Rien que des gros chiffres. Et encore, ceux-ci n’intègrent-ils pas les très nombreux emplois subsidiés qui ont été créés dans des domaines comme l’action sociale, la santé ou les services à domicile : 229 000 emplois y ont été créés entre 2000 et 2010 (+69%), dont plus de 100 000 jobs créés ou plutôt « officialisés » avec l’introduction du système des titres-services, selon une étude publiée en 2012 par des experts de la Banque nationale. Or, qui dit emplois subsidiés, dit intervention des moyens publics.

Les restes : la dette

Depuis dix ans, les charges d’intérêt tournent autour de 12 à 13 milliards d’euros par an. L’an dernier, 12,1 milliards d’euros ont été décaissés, soit 5% de moins qu’en 2012. Cela s’explique par les taux d’intérêt très bas en vigueur sur les marchés. Cela permet à la Belgique de se financer à moindre coût : elle émet aujourd’hui des obligations à 10 ans assorties d’un taux d’intérêt de l’ordre de 2%, soit la moitié de ce qu’elle devait proposer lors de la crise pour trouver preneur.
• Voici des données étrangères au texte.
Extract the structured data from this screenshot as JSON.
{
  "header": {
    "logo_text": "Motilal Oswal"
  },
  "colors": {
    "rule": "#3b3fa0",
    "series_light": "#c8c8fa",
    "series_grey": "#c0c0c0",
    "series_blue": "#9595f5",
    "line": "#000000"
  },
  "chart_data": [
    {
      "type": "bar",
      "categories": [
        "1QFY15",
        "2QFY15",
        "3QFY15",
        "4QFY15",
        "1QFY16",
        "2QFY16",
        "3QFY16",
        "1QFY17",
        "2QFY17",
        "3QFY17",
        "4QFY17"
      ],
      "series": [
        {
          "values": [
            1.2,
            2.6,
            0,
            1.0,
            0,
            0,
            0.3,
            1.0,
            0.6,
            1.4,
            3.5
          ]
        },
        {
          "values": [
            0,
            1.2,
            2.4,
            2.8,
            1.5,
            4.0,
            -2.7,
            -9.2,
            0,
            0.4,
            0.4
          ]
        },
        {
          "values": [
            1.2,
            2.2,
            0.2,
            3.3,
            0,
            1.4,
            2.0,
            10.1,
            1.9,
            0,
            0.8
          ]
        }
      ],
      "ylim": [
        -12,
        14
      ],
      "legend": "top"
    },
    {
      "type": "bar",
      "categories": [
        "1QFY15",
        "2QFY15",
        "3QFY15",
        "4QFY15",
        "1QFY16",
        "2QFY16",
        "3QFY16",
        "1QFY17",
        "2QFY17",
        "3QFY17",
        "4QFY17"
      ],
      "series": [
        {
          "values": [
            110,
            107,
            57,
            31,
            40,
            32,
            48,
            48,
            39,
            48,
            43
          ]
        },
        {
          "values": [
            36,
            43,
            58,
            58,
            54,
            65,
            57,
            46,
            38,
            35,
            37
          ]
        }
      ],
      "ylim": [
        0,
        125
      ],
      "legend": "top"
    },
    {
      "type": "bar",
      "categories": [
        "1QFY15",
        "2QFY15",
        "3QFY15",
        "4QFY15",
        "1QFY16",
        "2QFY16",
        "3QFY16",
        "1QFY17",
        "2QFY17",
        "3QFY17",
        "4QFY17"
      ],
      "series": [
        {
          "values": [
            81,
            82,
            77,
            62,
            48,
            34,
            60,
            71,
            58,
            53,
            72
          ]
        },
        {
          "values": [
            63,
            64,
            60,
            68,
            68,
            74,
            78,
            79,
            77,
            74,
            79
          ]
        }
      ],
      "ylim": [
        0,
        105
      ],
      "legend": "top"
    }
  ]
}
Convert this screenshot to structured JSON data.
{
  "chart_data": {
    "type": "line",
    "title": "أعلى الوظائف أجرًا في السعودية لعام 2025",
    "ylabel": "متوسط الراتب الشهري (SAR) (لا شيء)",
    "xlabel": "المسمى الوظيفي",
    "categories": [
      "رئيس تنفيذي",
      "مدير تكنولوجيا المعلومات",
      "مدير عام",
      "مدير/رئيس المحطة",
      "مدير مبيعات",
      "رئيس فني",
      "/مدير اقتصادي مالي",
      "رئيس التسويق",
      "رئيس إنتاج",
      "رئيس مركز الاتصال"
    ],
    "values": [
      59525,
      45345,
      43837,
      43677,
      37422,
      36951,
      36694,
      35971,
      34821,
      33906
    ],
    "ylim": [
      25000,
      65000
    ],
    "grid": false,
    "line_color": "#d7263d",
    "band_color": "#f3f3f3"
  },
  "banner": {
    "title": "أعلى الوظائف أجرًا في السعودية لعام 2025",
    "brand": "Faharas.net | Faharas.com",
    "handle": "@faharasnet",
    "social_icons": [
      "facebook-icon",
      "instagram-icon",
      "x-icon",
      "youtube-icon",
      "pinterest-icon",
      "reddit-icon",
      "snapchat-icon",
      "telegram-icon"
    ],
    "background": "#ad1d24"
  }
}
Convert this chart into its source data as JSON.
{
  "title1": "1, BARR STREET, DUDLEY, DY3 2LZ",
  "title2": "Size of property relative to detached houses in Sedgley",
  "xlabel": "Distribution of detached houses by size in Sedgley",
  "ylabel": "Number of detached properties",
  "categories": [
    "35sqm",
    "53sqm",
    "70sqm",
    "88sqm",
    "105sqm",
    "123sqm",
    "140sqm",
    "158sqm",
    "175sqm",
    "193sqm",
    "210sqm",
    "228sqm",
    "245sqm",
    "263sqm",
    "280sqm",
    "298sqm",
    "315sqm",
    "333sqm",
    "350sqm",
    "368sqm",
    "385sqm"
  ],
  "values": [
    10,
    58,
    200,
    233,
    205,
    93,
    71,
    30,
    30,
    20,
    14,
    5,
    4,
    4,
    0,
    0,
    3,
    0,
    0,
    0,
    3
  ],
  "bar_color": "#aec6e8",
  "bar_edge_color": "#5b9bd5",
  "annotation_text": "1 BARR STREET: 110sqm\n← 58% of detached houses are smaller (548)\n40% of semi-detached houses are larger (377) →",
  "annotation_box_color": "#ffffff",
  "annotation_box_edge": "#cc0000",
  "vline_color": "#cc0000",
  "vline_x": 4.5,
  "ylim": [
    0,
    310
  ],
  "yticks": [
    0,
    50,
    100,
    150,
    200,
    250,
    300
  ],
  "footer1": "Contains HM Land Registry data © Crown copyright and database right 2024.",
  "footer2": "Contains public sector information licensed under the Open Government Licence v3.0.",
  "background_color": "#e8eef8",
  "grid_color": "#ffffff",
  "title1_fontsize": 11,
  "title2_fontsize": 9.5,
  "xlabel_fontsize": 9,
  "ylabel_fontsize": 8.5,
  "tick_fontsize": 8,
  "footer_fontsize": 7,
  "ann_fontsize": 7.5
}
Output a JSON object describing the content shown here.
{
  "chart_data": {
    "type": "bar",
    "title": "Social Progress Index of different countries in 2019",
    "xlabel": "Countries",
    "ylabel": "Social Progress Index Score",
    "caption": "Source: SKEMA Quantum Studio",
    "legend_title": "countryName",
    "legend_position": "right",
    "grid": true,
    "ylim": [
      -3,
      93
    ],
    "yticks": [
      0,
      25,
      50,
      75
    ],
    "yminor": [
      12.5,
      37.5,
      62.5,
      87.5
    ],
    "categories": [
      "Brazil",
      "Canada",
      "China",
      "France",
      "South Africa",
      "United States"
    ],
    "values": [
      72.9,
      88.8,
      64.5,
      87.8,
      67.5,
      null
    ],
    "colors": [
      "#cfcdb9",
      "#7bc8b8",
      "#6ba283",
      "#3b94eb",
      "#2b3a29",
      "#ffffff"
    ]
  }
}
Le problème, c’est que, dans le même temps, la dette publique s’est creusée. Avec la crise et le sauvetage des grandes banques belges, l’ardoise est même remontée au-dessus de la barre des 100% du PIB. Fin 2013, la dette nationale pointait ainsi à 387 milliards d’euros, en hausse de 18% sur cinq ans. Bref, la Belgique paie moins d’intérêts mais sur une dette plus importante ; au final, elle n’y gagne rien.

Les miettes : l’investissement

Avec 6,3 milliards d’euros en 2013, les investissements publics sont le parent pauvre de nos finances publiques. Ils ne valent pas plus que 3% du total des dépenses publiques. Le mal est chronique : depuis dix ans, la Belgique est en queue de peloton dans les statistiques européennes, invariablement, ses investissements publics plafonnent à 1,6 ou 1,7% du PIB, soit deux fois moins que des pays comme la France ou les Pays-Bas.